4. Labor formed an additional, contractual component to the Jewish claim to Palestine. Up until 1948, the Jewish claim to a part of Palestine was based on the legal purchase of lands and on the labor put into those lands. While Herzl and Jabotinsky made free use of the terms “colony” and “colonization” and sought to align Zionism with imperial interests, Zionism was not a form of colonialism in the narrow sense. The Jewish national project was never meant to extend the empire of an already extant great power, or to seize access to raw materials and exploit indigenous labor. In the form of state-building institutions, agricultural settlements, and para-governmental agencies, Jewish labor was a proud creation and a central plank of the Zionist movement and of the early state. In spirit, its founders’ intent was to build up a land and to rebuild a people. Indeed, the expropriation of lands in the West Bank and Gaza, the exploitation of cheap Palestinian labor from 1967 until the outbreak of the second Intifada in 2000 did more to undermine the moral legitimacy of the Jewish state than did the social and political exclusions tarnishing the principles and practice of Labor Zionism in its heyday.

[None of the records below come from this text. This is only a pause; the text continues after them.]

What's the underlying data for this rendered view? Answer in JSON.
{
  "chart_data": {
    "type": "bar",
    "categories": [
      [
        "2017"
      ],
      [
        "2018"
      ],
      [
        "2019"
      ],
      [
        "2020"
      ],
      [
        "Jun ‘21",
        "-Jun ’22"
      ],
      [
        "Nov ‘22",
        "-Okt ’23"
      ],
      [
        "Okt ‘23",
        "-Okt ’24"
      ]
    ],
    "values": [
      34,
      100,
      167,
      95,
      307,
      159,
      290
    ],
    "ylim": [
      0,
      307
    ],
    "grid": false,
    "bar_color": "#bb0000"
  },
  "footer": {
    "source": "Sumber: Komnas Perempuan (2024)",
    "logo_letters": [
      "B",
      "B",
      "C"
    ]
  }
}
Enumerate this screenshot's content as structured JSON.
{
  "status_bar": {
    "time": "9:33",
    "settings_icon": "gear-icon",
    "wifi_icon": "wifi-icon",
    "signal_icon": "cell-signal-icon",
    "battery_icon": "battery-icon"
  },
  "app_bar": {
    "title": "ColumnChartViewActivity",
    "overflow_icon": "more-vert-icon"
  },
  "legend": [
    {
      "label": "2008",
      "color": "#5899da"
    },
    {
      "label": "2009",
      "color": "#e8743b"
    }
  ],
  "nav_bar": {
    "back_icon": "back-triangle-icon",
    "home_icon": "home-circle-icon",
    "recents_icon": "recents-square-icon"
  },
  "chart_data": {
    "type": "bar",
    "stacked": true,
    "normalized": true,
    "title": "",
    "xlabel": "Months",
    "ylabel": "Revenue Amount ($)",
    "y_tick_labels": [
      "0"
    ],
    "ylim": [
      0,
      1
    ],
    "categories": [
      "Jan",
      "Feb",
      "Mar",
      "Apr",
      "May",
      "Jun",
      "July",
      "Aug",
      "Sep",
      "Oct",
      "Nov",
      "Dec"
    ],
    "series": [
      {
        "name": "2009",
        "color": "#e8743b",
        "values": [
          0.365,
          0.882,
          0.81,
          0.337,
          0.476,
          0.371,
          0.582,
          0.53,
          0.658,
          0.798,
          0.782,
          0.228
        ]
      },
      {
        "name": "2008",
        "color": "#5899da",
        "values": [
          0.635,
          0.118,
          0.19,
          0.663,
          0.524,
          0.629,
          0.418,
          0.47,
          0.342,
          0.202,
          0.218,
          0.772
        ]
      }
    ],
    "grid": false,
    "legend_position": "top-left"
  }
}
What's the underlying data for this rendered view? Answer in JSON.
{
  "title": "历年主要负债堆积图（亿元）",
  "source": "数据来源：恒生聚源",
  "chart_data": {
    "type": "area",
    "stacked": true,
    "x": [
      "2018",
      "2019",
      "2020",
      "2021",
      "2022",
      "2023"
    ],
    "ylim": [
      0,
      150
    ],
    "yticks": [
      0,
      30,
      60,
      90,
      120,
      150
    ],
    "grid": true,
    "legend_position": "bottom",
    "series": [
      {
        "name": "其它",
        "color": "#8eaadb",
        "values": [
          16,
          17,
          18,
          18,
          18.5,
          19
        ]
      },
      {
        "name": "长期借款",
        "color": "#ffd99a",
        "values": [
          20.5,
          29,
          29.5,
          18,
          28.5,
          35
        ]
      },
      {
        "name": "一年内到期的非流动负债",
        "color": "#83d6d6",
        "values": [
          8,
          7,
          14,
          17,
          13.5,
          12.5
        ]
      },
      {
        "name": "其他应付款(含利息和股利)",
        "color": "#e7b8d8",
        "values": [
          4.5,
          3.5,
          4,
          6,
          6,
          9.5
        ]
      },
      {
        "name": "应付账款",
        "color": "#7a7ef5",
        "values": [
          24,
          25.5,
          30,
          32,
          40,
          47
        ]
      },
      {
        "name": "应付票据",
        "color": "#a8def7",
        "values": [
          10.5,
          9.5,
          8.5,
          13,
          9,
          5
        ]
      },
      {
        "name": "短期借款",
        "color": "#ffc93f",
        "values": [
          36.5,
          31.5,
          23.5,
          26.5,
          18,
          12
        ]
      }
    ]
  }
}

5. A pragmatic basis of right is the willingness to come to agreements with other people. If the first moral trump card of the Zionist movement was the basic right to self-preservation, its final trump card has been the real and perceived willingness to secure international agreements and to accept partition arrangements at key junctures in the conflict’s history (1936, 1947, and 2000[?]). No right is absolute or simply natural. In this respect, Zionism enjoys no moral right to the degree that the State of Israel simply dominates their neighbors and occupies territory beyond internationally agreed upon lines, to the degree that the State does not integrate into the Middle East, its cultures and its future. Like any social group, Zionism secures both a political and moral right to its own border and to its own free self-definition only to the degree that the state founded on its basis seeks to make a genuine, viable space for others both outside and inside the state, to make do with minimal political needs, while forfeiting ideologically and religiously inspired surplus goods and privileges, the demand for which necessarily comes at the expense of another people.
(Zachary Braiterman, “Zionism” in Martin Kavka, Zachary Braiterman, and David Novak (eds.), Cambridge History of Jewish Philosophy: The Modern Era, (Cambridge: Cambridge University Press, 2012), pp.628-30.)